Meclis her şeyin üstünde
Küba’da en yüksek iktidar organı Ulusal Meclis’tir. Bakanlar kurulu meclisin üzerinde değildir; meclis, bakanlar kurulu üyelerini görevden alma ve kurulun anayasaya aykırı olabilecek her türlü karar veya kararnamesini iptal etme yetkisine sahiptir. Bakanlar kurulunun tüm oturumlarına Küba Merkez İşçi Sendikası’nın genel sekreterinin de katılma hakkı bulunur. Devlet Başkanı da meclis tarafından çoğunluk oyuyla seçilir ve gerekli görüldüğünde meclis tarafından görevden alınır. Devlet Başkanı’nın tek başına karar alma yetkisi yoktur; tüm kararlar Devlet Konseyi ile birlikte kolektif olarak alınır.

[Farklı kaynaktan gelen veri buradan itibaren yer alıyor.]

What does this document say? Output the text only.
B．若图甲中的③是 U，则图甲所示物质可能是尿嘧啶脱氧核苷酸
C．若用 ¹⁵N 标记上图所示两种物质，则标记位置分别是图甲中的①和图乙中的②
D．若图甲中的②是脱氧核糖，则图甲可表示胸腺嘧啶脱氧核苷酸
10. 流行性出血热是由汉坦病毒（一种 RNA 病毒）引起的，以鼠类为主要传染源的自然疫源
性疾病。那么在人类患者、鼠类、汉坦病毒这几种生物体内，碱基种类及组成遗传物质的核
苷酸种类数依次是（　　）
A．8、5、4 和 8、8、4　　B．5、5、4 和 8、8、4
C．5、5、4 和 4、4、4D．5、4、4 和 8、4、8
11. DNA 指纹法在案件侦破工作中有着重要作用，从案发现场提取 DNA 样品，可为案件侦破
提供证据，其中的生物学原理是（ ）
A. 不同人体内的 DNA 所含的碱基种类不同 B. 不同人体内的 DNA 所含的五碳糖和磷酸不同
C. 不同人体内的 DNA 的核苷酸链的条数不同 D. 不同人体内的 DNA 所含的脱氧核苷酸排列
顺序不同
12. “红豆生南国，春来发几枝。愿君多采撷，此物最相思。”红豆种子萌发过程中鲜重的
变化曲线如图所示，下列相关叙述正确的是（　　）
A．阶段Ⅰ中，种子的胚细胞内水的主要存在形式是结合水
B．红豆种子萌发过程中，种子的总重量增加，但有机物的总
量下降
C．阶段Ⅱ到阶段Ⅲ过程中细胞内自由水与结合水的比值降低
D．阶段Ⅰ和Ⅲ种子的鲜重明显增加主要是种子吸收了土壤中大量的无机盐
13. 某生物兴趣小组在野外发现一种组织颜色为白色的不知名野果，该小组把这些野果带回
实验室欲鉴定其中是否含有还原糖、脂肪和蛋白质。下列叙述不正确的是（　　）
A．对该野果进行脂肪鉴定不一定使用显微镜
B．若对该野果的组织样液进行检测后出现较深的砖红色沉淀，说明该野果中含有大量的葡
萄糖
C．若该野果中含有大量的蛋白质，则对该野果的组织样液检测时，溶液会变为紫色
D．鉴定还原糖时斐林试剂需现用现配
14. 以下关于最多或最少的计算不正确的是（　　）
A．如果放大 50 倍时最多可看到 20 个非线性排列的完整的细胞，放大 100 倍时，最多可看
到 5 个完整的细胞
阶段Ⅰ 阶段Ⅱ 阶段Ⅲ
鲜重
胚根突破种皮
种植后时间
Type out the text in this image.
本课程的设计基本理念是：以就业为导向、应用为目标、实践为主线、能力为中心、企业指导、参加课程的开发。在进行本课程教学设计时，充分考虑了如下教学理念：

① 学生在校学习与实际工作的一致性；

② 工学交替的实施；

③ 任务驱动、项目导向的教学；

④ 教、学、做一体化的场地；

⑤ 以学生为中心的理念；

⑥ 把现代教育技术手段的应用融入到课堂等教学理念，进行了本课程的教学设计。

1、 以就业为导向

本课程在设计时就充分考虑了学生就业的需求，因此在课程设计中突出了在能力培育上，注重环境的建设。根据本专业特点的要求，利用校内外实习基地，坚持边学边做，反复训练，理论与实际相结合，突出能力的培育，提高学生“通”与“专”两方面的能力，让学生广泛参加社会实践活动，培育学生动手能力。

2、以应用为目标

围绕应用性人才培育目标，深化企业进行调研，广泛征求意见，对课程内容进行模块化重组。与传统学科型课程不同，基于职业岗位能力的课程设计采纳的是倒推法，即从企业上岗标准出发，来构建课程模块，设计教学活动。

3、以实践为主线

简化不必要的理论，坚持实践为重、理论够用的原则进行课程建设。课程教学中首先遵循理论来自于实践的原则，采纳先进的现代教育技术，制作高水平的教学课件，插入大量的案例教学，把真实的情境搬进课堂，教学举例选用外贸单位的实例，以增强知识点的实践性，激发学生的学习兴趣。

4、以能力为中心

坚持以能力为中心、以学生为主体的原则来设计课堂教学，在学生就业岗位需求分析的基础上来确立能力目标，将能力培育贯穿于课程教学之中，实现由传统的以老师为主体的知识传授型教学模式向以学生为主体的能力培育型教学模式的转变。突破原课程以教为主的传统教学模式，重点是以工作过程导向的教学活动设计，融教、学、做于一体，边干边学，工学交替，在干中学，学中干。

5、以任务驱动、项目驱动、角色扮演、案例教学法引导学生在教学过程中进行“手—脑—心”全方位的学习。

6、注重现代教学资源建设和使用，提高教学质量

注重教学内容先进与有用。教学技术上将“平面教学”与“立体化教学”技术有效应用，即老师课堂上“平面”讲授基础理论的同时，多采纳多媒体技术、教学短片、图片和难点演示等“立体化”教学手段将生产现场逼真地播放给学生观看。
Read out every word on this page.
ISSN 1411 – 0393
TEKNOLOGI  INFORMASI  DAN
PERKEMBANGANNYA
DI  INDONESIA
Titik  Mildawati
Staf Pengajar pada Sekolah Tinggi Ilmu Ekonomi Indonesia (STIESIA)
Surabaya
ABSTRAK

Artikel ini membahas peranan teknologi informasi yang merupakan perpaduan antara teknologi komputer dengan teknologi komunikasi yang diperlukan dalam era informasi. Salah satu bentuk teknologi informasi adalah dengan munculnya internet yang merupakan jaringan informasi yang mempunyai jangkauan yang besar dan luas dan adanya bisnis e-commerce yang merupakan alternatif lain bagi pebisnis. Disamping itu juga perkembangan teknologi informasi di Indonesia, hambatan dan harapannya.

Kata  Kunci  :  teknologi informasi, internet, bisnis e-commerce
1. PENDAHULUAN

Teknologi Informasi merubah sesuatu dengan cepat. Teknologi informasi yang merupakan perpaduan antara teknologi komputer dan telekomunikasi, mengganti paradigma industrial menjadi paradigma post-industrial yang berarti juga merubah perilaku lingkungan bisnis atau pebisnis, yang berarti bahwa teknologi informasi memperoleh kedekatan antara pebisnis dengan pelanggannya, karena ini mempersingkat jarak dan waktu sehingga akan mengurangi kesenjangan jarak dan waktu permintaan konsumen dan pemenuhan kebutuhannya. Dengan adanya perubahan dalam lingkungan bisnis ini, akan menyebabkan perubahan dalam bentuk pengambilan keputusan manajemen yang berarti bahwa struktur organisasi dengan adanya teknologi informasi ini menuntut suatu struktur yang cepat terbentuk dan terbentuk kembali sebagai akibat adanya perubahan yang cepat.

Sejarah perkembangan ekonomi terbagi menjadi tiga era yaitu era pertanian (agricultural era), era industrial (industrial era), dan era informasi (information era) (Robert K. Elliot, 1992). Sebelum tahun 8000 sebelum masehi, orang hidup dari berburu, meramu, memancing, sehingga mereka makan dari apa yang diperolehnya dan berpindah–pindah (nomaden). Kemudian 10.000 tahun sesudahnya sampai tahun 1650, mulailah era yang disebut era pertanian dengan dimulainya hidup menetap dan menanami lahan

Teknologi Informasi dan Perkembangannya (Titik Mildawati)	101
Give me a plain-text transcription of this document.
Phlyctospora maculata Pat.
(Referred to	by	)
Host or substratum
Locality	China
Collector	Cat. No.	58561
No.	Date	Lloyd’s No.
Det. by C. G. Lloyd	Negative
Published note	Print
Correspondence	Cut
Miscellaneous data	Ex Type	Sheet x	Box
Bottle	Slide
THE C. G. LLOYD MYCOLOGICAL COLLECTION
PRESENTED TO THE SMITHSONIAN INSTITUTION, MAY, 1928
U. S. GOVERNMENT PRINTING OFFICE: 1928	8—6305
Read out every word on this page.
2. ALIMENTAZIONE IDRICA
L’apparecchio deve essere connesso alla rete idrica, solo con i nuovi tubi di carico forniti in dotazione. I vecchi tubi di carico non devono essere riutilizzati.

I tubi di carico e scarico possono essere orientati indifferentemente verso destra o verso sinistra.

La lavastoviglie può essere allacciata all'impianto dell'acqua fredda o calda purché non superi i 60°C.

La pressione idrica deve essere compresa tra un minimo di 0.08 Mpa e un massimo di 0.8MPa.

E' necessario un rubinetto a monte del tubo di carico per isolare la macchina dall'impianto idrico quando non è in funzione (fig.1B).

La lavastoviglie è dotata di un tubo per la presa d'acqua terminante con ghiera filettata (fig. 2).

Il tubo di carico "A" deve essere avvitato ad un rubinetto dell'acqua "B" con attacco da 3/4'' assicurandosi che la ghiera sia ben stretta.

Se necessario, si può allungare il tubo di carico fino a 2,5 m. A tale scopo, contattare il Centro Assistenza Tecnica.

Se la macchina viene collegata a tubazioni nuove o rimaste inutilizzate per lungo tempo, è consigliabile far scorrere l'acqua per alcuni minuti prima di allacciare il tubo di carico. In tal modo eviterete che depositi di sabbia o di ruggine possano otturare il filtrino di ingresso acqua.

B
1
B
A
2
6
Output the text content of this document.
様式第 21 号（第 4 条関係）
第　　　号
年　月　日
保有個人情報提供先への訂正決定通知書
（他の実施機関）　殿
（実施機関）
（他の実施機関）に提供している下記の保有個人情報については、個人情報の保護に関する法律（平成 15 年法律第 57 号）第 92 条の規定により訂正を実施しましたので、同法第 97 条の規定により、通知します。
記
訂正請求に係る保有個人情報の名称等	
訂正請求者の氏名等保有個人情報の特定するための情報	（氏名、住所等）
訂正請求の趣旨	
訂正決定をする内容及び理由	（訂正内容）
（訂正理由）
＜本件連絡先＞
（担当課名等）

Emekçiye güven, demokrasiye güven
Emekçilerin örgütlü gücüne dayanan Küba demokrasisi büyük bir özgüvenin de taşıyıcısıdır. Bugün 10 bin kişinin imza toplamasıyla anayasa değişikliği önergesi sunulabilir. Bu bir ülkede anayasa değişikliği için sağlanabilecek en cömert olanaklardan biridir; çünkü Küba’da siyasi sistemin korkacak şeyi yoktur. Emekçilerin sosyalizme sahip çıkacağını bilir. Nitekim Küba toplumu dilekçe yoluyla anayasa değişikliğinde bulunma hakkını en son 2002 yılında ABD’nin provokasyonları karşısında anayasaya sosyalizmin geri döndürülemez olduğu ve kapitalizme asla geri dönülmeyeceği hükmünü eklemek için kullanmış, bunun için seçmenlerin hemen tamamını oluşturan 8,5 milyon Kübalı imza vermiştir.
Küba Ulusal Meclisi ile ilgili bazı güncel bilgiler
Vekillerin yüzde 90’ı devrimden sonra doğmuştur.
Vekillerin yaş ortalaması 49’dur.
Vekillerin yüzde 56’sı ilk kez bu görevi üstlenmiştir.
Vekillerin yüzde 40’ı siyah veya melezdir.
Vekillerin yüzde 53’ü kadınlardan oluşmaktadır.